La consulta que han enviado esta semana a Jorge Freire vuelve a situarnos en el terreno donde más dudas parecen surgir entre los oyentes de Más de uno: el trabajo. Según los datos que maneja el consultorio de Jorge Freire, más de la mitad de las cartas recibidas tienen que ver con conflictos laborales, desde problemas de convivencia entre compañeros hasta situaciones de inseguridad profesional. En esta ocasión, Sergio plantea un dilema surgido en su entorno de trabajo y busca orientación para saber cómo actuar ante una situación que le genera dudas tanto personales como profesionales.
Querido Jorge:
Siempre he creído que la amistad consiste, entre otras cosas, en la obligación tácita de ayudarse mutuamente en los pequeños asuntos materiales de la existencia.
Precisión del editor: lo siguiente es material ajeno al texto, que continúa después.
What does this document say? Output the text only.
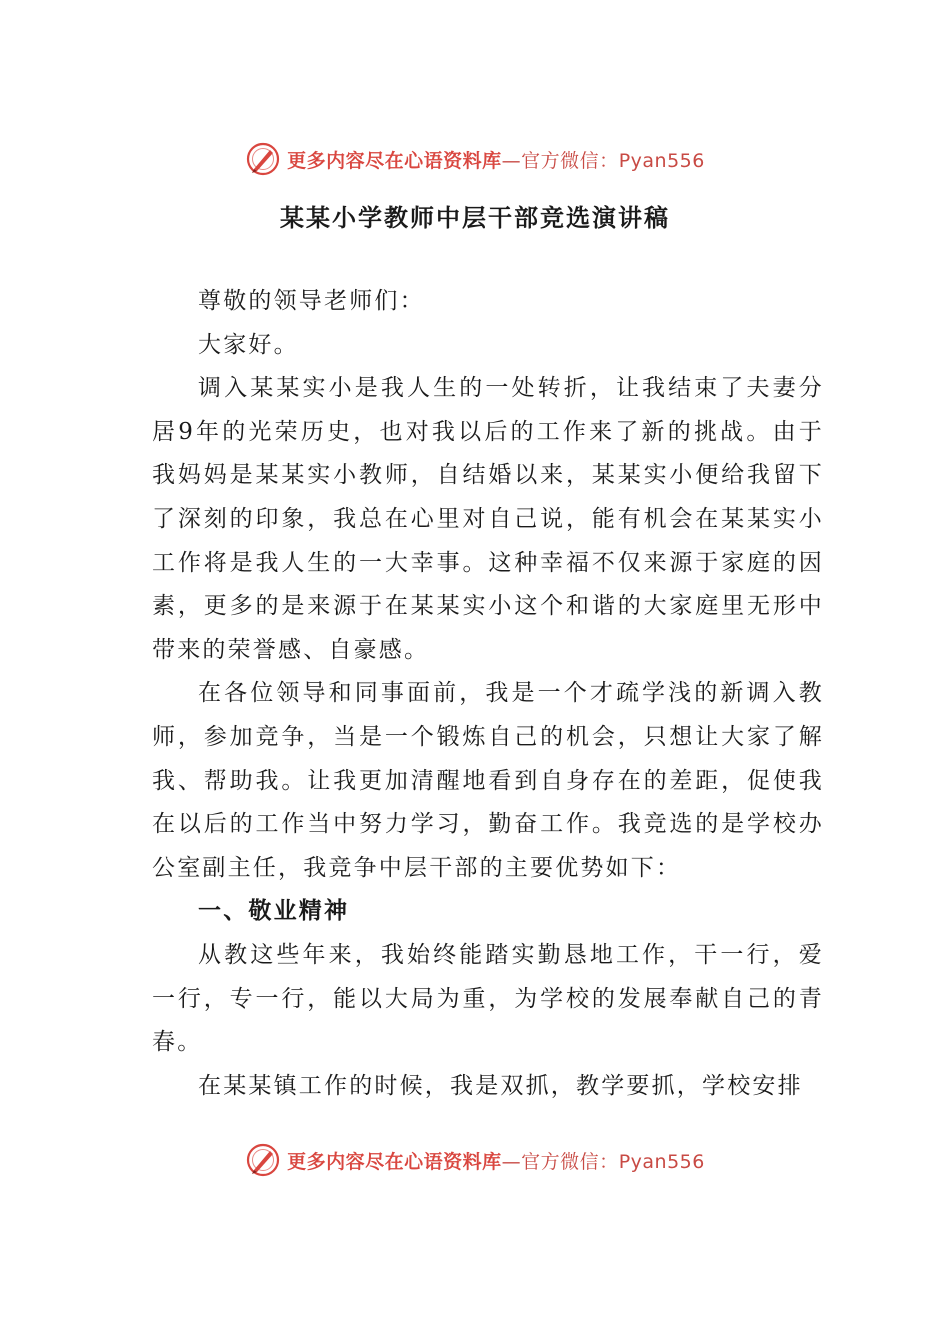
更多内容尽在心语资料库—官方微信：Pyan556
某某小学教师中层干部竞选演讲稿

尊敬的领导老师们：

大家好。

调入某某实小是我人生的一处转折，让我结束了夫妻分居9年的光荣历史，也对我以后的工作来了新的挑战。由于我妈妈是某某实小教师，自结婚以来，某某实小便给我留下了深刻的印象，我总在心里对自己说，能有机会在某某实小工作将是我人生的一大幸事。这种幸福不仅来源于家庭的因素，更多的是来源于在某某实小这个和谐的大家庭里无形中带来的荣誉感、自豪感。

在各位领导和同事面前，我是一个才疏学浅的新调入教师，参加竞争，当是一个锻炼自己的机会，只想让大家了解我、帮助我。让我更加清醒地看到自身存在的差距，促使我在以后的工作当中努力学习，勤奋工作。我竞选的是学校办公室副主任，我竞争中层干部的主要优势如下：

一、敬业精神

从教这些年来，我始终能踏实勤恳地工作，干一行，爱一行，专一行，能以大局为重，为学校的发展奉献自己的青春。

在某某镇工作的时候，我是双抓，教学要抓，学校安排

更多内容尽在心语资料库—官方微信：Pyan556
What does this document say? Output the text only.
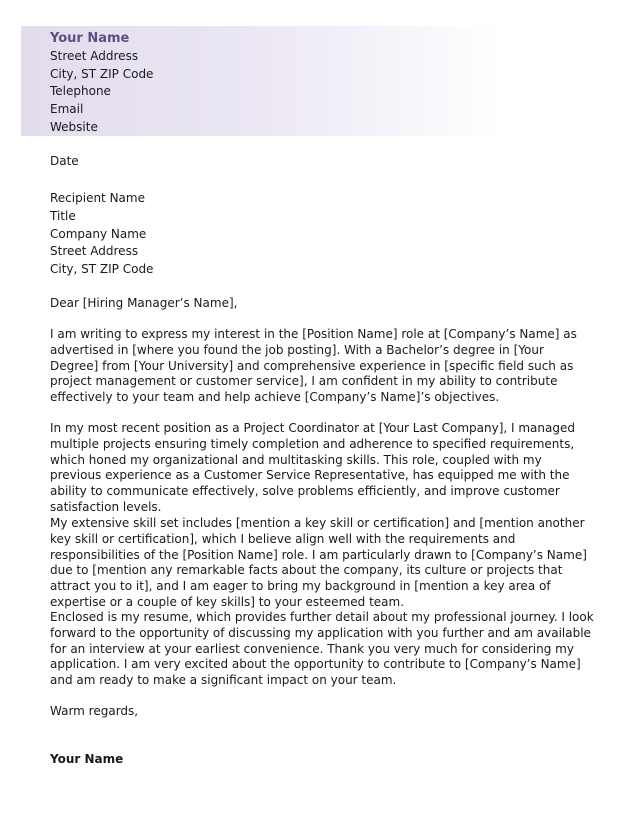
Your Name
Street Address
City, ST ZIP Code
Telephone
Email
Website
Date
Recipient Name
Title
Company Name
Street Address
City, ST ZIP Code
Dear [Hiring Manager’s Name],
I am writing to express my interest in the [Position Name] role at [Company’s Name] as advertised in [where you found the job posting]. With a Bachelor’s degree in [Your Degree] from [Your University] and comprehensive experience in [specific field such as project management or customer service], I am confident in my ability to contribute effectively to your team and help achieve [Company’s Name]’s objectives.
In my most recent position as a Project Coordinator at [Your Last Company], I managed multiple projects ensuring timely completion and adherence to specified requirements, which honed my organizational and multitasking skills. This role, coupled with my previous experience as a Customer Service Representative, has equipped me with the ability to communicate effectively, solve problems efficiently, and improve customer satisfaction levels.
My extensive skill set includes [mention a key skill or certification] and [mention another key skill or certification], which I believe align well with the requirements and responsibilities of the [Position Name] role. I am particularly drawn to [Company’s Name] due to [mention any remarkable facts about the company, its culture or projects that attract you to it], and I am eager to bring my background in [mention a key area of expertise or a couple of key skills] to your esteemed team.
Enclosed is my resume, which provides further detail about my professional journey. I look forward to the opportunity of discussing my application with you further and am available for an interview at your earliest convenience. Thank you very much for considering my application. I am very excited about the opportunity to contribute to [Company’s Name] and am ready to make a significant impact on your team.
Warm regards,
Your Name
Por eso la mezquindad de este dilema moral me avergüenza.
Resulta que necesito dinero. No mucho, pero es urgente: tengo que arreglar la caldera, pagar una derrama y hacerme dos empastes. Así que he tomado la decisión de vender algo que poseo desde hace años. Un objeto raro, muy codiciado entre coleccionistas y cuyo valor, según he descubierto consultando foros, se ha disparado hasta extremos casi delirantes.
Aquí aparece el problema, Jorge. Tengo un compañero de trabajo, Ramiro, cuya vida emocional está organizada alrededor de la nostalgia y el coleccionismo, y que desde hace meses habla obsesivamente de encontrar ese mismo objeto. El hombre pasa los descansos consultando Wallapop con una concentración febril. Hace unos días le escuché decir que estaría dispuesto a endeudarse si aparecía uno en buen estado.
La cuestión es que si yo se lo ofreciera no podría cobrarle el precio de mercado. Tendría que hacerle “precio de colega”, sacrificando mucho dinero en virtud de la fraternidad oficinesca. La alternativa consiste en callar. Publicarlo discretamente en internet y esperar a que algún desconocido pague la cantidad obscena que ciertos adultos están dispuestos a desembolsar por artefactos vinculados a su infancia. Aunque sean tan absurdos como éste. Porque sí, Jorge: el objeto por el que mi conciencia libra esta batalla miserable entre amistad y codicia es un Furby original de 1998, edición limitada “Tigre Galáctico”, todavía en su caja. Mi estabilidad financiera depende de un muñeco electrónico peludo que emite sonidos cuando le aprietas el estómago.
¿Qué hago? ¿Debo comportarme como un ser humano decente y ofrecerle el Furby a Ramiro, aun sabiendo que eso implicará renunciar a una suma considerable? ¿O tengo derecho a maximizar el beneficio económico ocultándole la existencia del muñeco, como haría cualquier fondo buitre, pero con un juguete diabólico noventero?